Storing cryptocurrencies is becoming more competitive and profitable every day. The latest announcement was made in Switzerland, where local family bank Maerki Baumann announced on May 29 that it had expanded its cryptocurrency services by introducing a cryptocurrency storage and trading system. The private bank first announced its cryptocurrency initiatives in 2019 to expand business account services to blockchain companies.
With regulatory approval from the Swiss financial market authority, Maerki Baumann will initially offer trading and custody services for five major cryptocurrencies, including Bitcoin, Ether, XRP, Bitcoin Cash and Litecoin. The bank’s announcement came a month after the Capital Markets and Technology Association, also based in Switzerland, published a common industry standard for managing and preserving cryptocurrencies.
The document, called the Digital Asset Preservation Standard, attempts to explain how the custody of digital assets is different from the custody of traditional assets. After identifying the differences, CMTA defined basic security and operational requirements for cryptographic storage service providers.
Supervised by all
It seems that the largest players in crypto have now turned their attention to the cryptocurrency storage sector, with several agreements and partnerships announced in recent months. For example, cryptocurrency exchange Bitfinex announced a partnership with London-based digital property manager Koine, and New York-based cryptocurrency lender Genesis Capital has acquired startup Volt. In addition, cryptocurrency derivative platform Bakkt announced on May 18 that it serves more than 70 cryptocurrency clients.
However, despite the growth in cryptocurrency-related activity, the rules for storing cryptocurrencies are unclear in different jurisdictions. A recent study published by academics at the Leiden School of Law in the Netherlands, emphasizes that the recovery of assets in insolvency is a problematic area.
While experts believe that cryptocurrency regulation is necessary because of the unique properties of cryptocurrencies, many regulators continue to treat coins and tokens in the same way as they do traditional assets.
Conventional rules and cryptocurrencies
To understand why the traditional rules for encryption kits are not appropriate, Alex Boutlin, CEO and co-founder of Trustology, believes that one should first think about why these rules were originally adopted, and told the Cointelegraph:
“The main reason you have the rules is because a guard at one point made a mistake, stole money or completed transactions that they should not have done. Usually these mistakes are not easy to spot because most authentication is always done internally.”
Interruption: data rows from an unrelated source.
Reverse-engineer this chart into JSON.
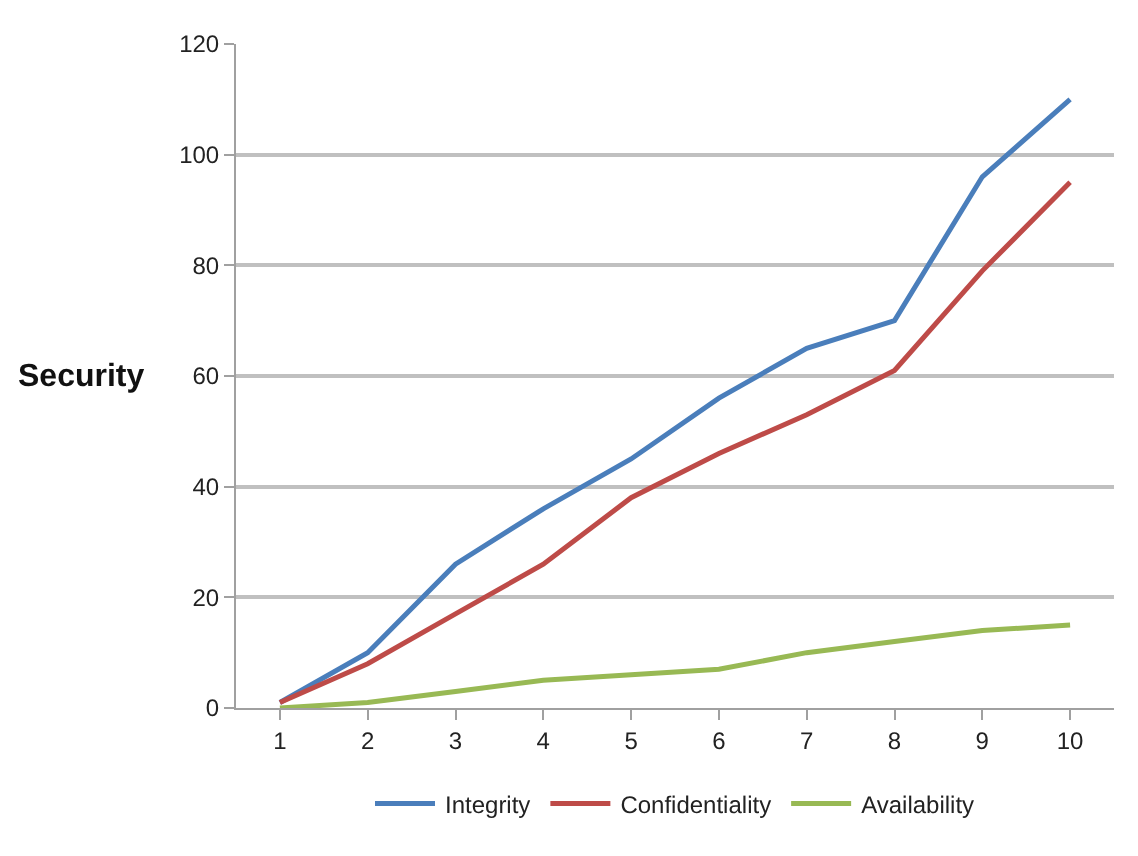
{
  "chart_data": {
    "type": "line",
    "ylabel": "Security",
    "categories": [
      "1",
      "2",
      "3",
      "4",
      "5",
      "6",
      "7",
      "8",
      "9",
      "10"
    ],
    "series": [
      {
        "name": "Integrity",
        "color": "#4a7ebb",
        "values": [
          1,
          10,
          26,
          36,
          45,
          56,
          65,
          70,
          96,
          110
        ]
      },
      {
        "name": "Confidentiality",
        "color": "#be4b48",
        "values": [
          1,
          8,
          17,
          26,
          38,
          46,
          53,
          61,
          79,
          95
        ]
      },
      {
        "name": "Availability",
        "color": "#98b954",
        "values": [
          0,
          1,
          3,
          5,
          6,
          7,
          10,
          12,
          14,
          15
        ]
      }
    ],
    "ylim": [
      0,
      120
    ],
    "yticks": [
      0,
      20,
      40,
      60,
      80,
      100,
      120
    ],
    "grid": "y",
    "legend": "bottom",
    "marker": "none",
    "line_style": "solid"
  }
}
For this reason, most of the rules talk about strict record keeping and transparency, as problems are easier to solve if they are caught early enough. However, this is based on the premise that only accounting firms have access to the books in custody and thus must continuously provide clients and supervisory authorities with funds to audit their internal accounts. “However, blockchain technology does not pursue the cryptocurrency that works with this mystery because the records are publicly available,” Boutlin said.
By its nature, digital assets provide better transparency over traditional assets. It should be noted, however, that the level of transparency varies from one storage model to another. This, along with other unique features such as ownership and consistency, makes it so for targeted cryptographic rules.
The CMTA standard is the starting point
The digital real estate standard proposed by CMTA breaks down the various models that managers can work with. The thesis focuses on two models for business care. It includes distributed and aggregated general ledger accounts, or DLA.
In the combined model, the manager consolidates the client’s assets into one or more accounts. This model is used in most cold storage solutions. According to CTMA, this model can have two main forms:
Host client resources in one or more unified DLAs
Share custodian funds with client funds in one or more DLAs
In a custom DLA form, the manager assigns one or more DLAs to a single client. In other words, while each DLA can be assigned different assets, it is not possible to credit more than one customer. Boutlin believes that these rankings provide insight into the internal models of the various models and should help regulators develop appropriate standards.